The Secretariat of the Convention on Biological Diversity (CBD) has released a major new publication entitled “Recognising and Supporting Territories and Areas Conserved by Indigenous Peoples and Local Communities: Global Overview and National Case Studies.” The publication was coordinated and edited by Ashish Kothari of Kalpavriksh with Colleen Corrigan, Aurélie Neumann, and Natural Justice’s Harry Jonas and Holly Shrumm. Harry Jonas, Holly Shrumm and Natural Justice Fellow Eli Makaegon were lead authors for Chapters 3, 4 and 6 of the report on international recognition and support of ICCAs, national level legal recognition and support, and recommendations for recognizing and supporting ICCAs.
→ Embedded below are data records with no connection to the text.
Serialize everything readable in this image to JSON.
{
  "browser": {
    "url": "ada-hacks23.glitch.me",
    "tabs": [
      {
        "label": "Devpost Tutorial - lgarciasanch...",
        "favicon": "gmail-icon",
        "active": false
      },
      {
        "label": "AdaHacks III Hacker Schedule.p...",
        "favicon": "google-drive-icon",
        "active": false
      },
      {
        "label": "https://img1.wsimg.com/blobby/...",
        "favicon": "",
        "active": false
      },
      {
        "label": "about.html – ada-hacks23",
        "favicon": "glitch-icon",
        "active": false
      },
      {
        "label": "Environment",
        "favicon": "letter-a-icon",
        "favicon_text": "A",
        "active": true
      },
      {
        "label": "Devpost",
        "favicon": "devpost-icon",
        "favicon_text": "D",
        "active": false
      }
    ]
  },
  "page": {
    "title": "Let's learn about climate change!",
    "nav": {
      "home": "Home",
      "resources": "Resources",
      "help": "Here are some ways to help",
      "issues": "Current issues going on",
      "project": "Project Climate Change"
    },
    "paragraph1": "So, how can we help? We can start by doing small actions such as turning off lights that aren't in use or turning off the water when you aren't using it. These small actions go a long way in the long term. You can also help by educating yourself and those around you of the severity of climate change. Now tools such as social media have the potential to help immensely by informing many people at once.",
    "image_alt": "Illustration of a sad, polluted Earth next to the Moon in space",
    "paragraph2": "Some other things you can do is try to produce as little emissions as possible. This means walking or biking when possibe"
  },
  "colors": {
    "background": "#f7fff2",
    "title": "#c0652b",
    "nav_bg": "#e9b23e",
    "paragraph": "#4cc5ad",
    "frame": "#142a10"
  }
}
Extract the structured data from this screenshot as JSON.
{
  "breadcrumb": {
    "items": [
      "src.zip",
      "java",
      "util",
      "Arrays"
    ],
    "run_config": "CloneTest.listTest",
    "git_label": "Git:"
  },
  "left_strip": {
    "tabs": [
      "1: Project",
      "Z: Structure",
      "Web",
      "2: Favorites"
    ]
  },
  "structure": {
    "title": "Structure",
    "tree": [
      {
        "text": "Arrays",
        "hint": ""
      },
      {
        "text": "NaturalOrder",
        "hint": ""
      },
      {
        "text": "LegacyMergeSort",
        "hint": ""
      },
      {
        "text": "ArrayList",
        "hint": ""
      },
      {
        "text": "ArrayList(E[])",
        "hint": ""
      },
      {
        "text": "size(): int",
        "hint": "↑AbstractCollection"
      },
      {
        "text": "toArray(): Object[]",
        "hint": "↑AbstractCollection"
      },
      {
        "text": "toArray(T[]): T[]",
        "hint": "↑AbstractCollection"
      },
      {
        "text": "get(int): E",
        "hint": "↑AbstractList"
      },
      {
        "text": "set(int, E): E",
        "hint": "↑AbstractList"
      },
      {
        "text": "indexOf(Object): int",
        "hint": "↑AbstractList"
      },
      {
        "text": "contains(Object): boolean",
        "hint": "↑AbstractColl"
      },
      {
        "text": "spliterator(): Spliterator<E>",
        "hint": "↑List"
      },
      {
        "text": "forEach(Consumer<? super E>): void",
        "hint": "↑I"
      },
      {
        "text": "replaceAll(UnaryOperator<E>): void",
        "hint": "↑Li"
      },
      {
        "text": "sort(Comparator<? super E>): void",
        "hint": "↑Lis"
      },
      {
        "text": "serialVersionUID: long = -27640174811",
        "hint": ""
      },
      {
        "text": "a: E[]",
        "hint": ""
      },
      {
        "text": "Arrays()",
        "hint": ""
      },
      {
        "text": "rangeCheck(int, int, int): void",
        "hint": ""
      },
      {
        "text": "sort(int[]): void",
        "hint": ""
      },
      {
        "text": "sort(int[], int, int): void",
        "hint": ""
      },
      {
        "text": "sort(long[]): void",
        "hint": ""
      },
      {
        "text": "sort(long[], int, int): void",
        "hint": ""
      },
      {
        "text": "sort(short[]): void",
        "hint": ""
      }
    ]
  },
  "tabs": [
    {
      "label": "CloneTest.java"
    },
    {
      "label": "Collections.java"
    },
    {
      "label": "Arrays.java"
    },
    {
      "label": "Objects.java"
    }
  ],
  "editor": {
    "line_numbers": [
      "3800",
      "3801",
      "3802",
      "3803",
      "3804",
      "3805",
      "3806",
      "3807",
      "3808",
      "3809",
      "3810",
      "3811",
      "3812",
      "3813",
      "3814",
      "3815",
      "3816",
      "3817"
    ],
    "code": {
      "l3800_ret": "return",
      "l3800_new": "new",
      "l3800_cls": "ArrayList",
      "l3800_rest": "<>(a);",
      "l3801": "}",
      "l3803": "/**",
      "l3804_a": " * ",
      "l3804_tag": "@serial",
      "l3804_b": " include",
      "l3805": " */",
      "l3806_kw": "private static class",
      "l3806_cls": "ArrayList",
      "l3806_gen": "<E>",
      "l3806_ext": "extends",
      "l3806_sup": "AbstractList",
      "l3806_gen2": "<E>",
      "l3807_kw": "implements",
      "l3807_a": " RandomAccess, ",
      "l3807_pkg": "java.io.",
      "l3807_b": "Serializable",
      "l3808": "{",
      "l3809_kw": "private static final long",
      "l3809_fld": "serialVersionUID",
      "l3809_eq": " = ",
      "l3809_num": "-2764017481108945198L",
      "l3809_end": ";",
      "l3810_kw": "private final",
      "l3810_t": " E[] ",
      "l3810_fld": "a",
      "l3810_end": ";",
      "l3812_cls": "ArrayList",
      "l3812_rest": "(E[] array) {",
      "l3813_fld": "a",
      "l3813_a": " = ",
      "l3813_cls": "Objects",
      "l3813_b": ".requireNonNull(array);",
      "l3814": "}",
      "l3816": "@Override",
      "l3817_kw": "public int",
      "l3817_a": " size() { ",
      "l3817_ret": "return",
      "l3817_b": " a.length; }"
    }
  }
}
From the Executive Summary, “there is increasing recognition that the territories and areas governed or managed by indigenous peoples and local communities contain significant levels of biodiversity (and related cultural diversity), and that the knowledge and practices of these people have contributed to conservation of ecosystem, species, and genetic diversity. This publication responds to the need for greater understanding on how to recognize and support the phenomenon of Indigenous Peoples’ and Local Communities’ Conserved Territories and Areas (ICCAs). Such a need has been voiced by those who work on conservation, indigenous and human rights, local communities, natural resource-based livelihoods and cultural issues. It also arises from the commitment of countries to recognize and support ICCAs, and the peoples and communities that govern them, as part of international conservation and human rights agreements.”
The publication incorporates past studies on ICCAs and 19 national case studies commissioned as part of a project on ICCA Recognition and Support, undertaken by the ICCA Consortium, coordinated by Kalpavriksh. It also includes key findings from reviews of international and national ICCA legislation coordinated by Natural Justice.